Investment Company Classification Under the Investment Company Act of 1940

The Investment Company Act of 1940 provides the regulatory framework for all pooled investment vehicles. Before diving into specific products, you need to understand the three legal classifications and the diversification test that governs how funds describe themselves.


Three Types of Investment Companies

The 1940 Act defines exactly three types of investment companies:

TypeDescriptionKey Feature
Face-amount certificate companyIssues debt certificates at a discount that pay a fixed amount at maturityRarely tested; virtually nonexistent today
Unit investment trust (UIT)Issues redeemable units in a fixed portfolio; no board of directors or investment adviserFixed portfolio, no active management, set termination date
Management companyActively managed portfolio overseen by a board of directors and investment adviserDivided into open-end and closed-end funds
  • Face-amount certificate companies are essentially historical relics; know the name, but don't expect deep questions
  • UITs and management companies are where the exam focuses its attention
  • Every mutual fund, closed-end fund, and exchange-traded fund (ETF) falls under one of these three categories

Management Companies: Open-End vs. Closed-End

Management companies are further divided into two categories, and the differences are heavily tested:

FeatureOpen-End Fund (Mutual Fund)Closed-End Fund
Share issuanceContinuously issues and redeems sharesFixed number of shares issued at initial public offering (IPO)
PricingForward-priced at net asset value (NAV) per Securities and Exchange Commission (SEC) Rule 22c-1Trades on exchanges at market price
TradingBought/redeemed through the fundBought/sold on secondary market
Premium/discountAlways transacts at NAV (plus any sales charge)Frequently trades at a premium or discount to NAV
LeverageGenerally prohibited from issuing senior securities (Section 18)May use leverage (issue preferred stock or debt with asset coverage requirements)

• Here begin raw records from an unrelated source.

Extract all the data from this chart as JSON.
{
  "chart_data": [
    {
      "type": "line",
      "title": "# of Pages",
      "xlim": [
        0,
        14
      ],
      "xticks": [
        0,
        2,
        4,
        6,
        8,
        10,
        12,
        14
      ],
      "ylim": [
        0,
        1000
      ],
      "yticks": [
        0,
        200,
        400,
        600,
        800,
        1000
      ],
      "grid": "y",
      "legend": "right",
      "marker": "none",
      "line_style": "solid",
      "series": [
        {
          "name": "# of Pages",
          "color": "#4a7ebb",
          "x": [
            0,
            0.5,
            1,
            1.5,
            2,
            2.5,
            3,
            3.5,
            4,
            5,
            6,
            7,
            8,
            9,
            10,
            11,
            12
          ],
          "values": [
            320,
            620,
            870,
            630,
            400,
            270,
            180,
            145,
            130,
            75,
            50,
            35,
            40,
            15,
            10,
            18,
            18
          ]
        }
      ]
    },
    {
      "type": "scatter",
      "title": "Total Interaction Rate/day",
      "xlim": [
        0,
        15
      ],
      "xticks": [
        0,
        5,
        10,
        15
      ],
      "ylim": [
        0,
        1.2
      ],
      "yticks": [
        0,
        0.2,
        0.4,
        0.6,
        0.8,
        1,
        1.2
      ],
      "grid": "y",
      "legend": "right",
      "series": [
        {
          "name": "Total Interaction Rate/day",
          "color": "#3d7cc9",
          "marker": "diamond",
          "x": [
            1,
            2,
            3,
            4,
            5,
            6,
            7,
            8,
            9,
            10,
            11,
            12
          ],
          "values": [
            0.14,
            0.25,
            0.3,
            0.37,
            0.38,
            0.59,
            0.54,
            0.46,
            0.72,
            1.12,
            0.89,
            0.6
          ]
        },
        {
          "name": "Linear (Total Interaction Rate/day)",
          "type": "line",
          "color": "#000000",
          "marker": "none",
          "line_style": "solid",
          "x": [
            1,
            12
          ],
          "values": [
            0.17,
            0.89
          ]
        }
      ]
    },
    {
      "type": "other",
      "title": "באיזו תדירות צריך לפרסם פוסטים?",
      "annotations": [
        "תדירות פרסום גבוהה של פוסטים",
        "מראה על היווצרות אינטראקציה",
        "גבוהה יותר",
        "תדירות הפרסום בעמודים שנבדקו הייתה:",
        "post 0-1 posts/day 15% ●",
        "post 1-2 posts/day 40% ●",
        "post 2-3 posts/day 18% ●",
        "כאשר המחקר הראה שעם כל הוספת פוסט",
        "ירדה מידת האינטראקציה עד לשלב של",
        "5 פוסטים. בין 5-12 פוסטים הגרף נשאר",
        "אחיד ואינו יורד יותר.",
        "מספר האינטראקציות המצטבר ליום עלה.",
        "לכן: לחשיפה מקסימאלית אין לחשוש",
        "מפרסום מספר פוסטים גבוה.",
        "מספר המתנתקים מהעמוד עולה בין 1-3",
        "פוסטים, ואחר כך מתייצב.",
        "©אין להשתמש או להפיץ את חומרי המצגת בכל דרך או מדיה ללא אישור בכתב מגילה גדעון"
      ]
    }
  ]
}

Key distinction: Open-end funds create and destroy shares with every purchase and redemption. Closed-end funds issue a fixed number of shares once, then those shares trade like stocks.

Exam Tip: Gotchas

A closed-end fund issues shares at IPO and then trades on exchanges at market price, which can differ from NAV. An open-end fund continuously issues and redeems shares at NAV. The exam often presents scenarios where you must identify which fund type can trade at a premium or discount.


The 75-5-10 Diversification Test

A fund may call itself diversified only if it meets the 75-5-10 test:

  • At least 75% of total assets must be invested in securities of other issuers, government securities, cash, or cash equivalents
  • No more than 5% of total assets may be invested in the securities of any single issuer (applies to the 75% portion only)
  • The fund may not own more than 10% of the outstanding voting securities of any single issuer (applies to the 75% portion only)

The remaining 25% of assets may be invested without these restrictions; the fund could put the entire 25% into a single issuer if it chose to.

A fund that does not meet this test must describe itself as non-diversified.

Exam Tip: Gotchas

The 75-5-10 test only applies to the 75% portion of the portfolio. The other 25% can be concentrated in any way the fund chooses. Exam questions may test whether the 5% and 10% limits apply to total assets or just the diversified portion; the answer is the 75% portion only.